Task
Given a binary search tree (BST) with duplicates, find all the mode(s) (the most frequently occurred element) in the given BST.
Assume a BST is defined as follows:
- The left subtree of a node contains only nodes with keys less than or equal to the node’s key.
- The right subtree of a node contains only nodes with keys greater than or equal to the node’s key.

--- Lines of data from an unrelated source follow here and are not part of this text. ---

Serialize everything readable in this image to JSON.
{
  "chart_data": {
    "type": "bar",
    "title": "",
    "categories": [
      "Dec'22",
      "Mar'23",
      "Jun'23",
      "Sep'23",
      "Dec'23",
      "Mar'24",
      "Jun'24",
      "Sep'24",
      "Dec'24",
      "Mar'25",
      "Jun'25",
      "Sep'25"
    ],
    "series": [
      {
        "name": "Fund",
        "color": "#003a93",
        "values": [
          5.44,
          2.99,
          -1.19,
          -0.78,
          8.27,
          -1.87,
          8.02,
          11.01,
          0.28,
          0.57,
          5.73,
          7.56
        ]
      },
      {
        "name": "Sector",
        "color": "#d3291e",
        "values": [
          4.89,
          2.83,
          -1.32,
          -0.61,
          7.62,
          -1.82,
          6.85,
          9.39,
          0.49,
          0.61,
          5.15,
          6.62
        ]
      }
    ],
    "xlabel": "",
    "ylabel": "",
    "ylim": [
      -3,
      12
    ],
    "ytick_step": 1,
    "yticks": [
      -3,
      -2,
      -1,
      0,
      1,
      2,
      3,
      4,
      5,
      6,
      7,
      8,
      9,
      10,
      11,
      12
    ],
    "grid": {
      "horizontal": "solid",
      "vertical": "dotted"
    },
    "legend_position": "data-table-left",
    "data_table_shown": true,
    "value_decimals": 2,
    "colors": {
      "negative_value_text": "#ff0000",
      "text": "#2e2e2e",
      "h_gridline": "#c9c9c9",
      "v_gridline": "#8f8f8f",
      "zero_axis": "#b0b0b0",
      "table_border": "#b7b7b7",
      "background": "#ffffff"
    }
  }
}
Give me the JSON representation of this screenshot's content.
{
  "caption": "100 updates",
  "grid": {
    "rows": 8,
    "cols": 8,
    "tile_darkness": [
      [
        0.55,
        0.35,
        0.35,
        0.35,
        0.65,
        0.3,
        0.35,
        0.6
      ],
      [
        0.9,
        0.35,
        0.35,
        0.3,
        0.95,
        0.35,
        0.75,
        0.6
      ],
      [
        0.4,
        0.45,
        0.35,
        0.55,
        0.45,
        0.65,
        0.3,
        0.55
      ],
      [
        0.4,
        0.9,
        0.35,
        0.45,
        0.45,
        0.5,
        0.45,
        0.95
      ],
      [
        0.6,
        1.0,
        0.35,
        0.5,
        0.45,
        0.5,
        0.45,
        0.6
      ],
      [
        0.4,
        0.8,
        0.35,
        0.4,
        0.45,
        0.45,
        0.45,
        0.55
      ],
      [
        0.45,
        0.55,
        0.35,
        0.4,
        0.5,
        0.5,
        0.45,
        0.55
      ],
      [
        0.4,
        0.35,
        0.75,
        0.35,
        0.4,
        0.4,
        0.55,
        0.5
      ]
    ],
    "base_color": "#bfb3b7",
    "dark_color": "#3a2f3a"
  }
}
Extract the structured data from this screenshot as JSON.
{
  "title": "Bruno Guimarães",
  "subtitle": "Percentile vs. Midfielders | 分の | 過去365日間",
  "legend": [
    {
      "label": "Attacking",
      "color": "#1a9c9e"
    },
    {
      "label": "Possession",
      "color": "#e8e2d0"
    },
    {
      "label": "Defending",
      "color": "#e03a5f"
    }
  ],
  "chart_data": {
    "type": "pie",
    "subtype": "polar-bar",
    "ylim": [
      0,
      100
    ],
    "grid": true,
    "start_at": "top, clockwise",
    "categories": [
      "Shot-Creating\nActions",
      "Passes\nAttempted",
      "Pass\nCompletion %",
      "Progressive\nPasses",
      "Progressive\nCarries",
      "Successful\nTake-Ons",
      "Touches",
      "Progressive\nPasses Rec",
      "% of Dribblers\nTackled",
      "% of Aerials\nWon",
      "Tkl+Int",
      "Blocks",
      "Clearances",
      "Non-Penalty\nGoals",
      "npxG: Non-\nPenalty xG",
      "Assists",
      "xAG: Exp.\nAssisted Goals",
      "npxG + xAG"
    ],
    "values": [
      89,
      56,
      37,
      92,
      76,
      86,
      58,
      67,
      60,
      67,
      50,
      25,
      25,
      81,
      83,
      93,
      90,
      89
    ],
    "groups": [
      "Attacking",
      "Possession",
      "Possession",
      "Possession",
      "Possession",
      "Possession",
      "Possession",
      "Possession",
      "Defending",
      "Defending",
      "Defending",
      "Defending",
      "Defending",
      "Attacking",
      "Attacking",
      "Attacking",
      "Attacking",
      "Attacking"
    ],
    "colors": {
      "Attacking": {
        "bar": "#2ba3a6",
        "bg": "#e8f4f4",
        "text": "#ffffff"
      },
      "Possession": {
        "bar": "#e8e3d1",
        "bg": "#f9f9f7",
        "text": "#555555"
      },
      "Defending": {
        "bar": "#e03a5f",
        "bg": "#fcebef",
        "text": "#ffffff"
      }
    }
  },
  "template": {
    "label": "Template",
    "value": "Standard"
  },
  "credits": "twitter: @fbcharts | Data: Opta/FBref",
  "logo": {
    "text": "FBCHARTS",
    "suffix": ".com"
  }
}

-Both the left and right subtrees must also be binary search trees.
Examples
For example:
Given BST [1,null,2,2],
return [2].
Note: If a tree has more than one mode, you can return them in any order.
Follow up: Could you do that without using any extra space? (Assume that the implicit stack space incurred due to recursion does not count).
Solution
- 查找BST中出现次数最多的元素,使用中序遍历,问题转化为:遍历一个升序数组,只需在每看到新值时对其计数。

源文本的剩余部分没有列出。